Photoemission spectroscopy also could provide information on the HTS symmetry. By scattering photons off electrons in the crystal, one can sample the energy spectra of the electrons. Because the technique is sensitive to the angle of the emitted electrons one can determine the spectrum for different wave vectors on the Fermi surface. However, within the resolution of the angle-resolved photoemission spectroscopy (ARPES), researchers could not tell whether the gap goes to zero or just gets very small. Also, ARPES are sensitive only to the magnitude and not to the sign of the gap, so it could not tell if the gap goes negative at some point. This means that ARPES cannot determine whether the HTS order parameter has the d symmetry or not.

==Junction experiment supporting the d-wave symmetry==

There was a clever experimental design to overcome the muddy situation. An experiment based on pair tunneling and flux quantization in a three-grain ring of YBa_{2}Cu_{3}O_{7} (YBCO) was designed to test the symmetry of the order parameter in YBCO.
 Such a ring consists of three YBCO crystals with specific orientations consistent with the d-wave pairing symmetry to give rise to a spontaneously generated half-integer quantum vortex at the tricrystal meeting point. Furthermore, the possibility that junction interfaces can be in the clean limit (no defects) or with maximum zig-zag disorder was taken into account in this tricrystal experiment.
A proposal of studying vortices with half magnetic flux quanta in heavy-fermion superconductors in three polycrystalline configurations was reported in 1987 by V. B. Geshkenbein, A. Larkin and A. Barone in 1987.

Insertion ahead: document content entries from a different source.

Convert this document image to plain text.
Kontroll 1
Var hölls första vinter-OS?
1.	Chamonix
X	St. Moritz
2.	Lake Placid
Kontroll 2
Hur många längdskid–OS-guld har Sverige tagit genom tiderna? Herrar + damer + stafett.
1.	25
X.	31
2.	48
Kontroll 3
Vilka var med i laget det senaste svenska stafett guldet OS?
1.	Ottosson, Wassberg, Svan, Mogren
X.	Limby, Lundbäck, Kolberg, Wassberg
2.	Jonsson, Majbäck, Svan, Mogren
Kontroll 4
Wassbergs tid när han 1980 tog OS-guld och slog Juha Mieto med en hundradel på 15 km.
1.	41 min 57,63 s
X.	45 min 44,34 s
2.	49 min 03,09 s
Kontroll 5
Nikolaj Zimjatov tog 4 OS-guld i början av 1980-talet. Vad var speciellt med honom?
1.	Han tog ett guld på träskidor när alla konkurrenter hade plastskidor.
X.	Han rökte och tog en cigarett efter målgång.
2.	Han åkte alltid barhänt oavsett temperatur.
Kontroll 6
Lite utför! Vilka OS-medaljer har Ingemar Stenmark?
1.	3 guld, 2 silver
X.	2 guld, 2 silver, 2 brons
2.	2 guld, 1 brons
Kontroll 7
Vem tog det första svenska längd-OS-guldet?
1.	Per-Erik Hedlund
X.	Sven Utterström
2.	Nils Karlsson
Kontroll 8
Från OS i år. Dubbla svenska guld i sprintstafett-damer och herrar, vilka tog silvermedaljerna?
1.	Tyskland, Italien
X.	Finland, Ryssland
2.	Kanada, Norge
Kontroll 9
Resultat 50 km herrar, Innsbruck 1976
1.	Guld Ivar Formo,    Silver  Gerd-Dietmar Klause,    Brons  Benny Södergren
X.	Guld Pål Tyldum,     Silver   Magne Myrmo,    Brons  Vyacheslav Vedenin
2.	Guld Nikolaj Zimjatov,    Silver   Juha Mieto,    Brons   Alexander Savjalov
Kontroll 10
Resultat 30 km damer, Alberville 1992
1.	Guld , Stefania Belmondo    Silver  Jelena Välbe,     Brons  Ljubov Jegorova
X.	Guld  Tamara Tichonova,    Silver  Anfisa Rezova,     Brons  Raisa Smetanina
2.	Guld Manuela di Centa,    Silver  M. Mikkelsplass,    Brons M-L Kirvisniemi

In the first tricrystal pairing symmetry experiment, the spontaneous magnetization of half flux quantum was clearly observed in YBCO, which convincingly supported the d-wave symmetry of the order parameter in YBCO. Because YBCO is orthorhombic, it might inherently have an admixture of s-wave symmetry. So, by tuning their technique further, it was found that there was an admixture of s-wave symmetry in YBCO within about 3%. Also, it was demonstrated by Tsuei, Kirtley et al. that there was a pure dx^{2}-y^{2} order parameter symmetry in the tetragonal Tl_{2}Ba_{2}CuO_{6}.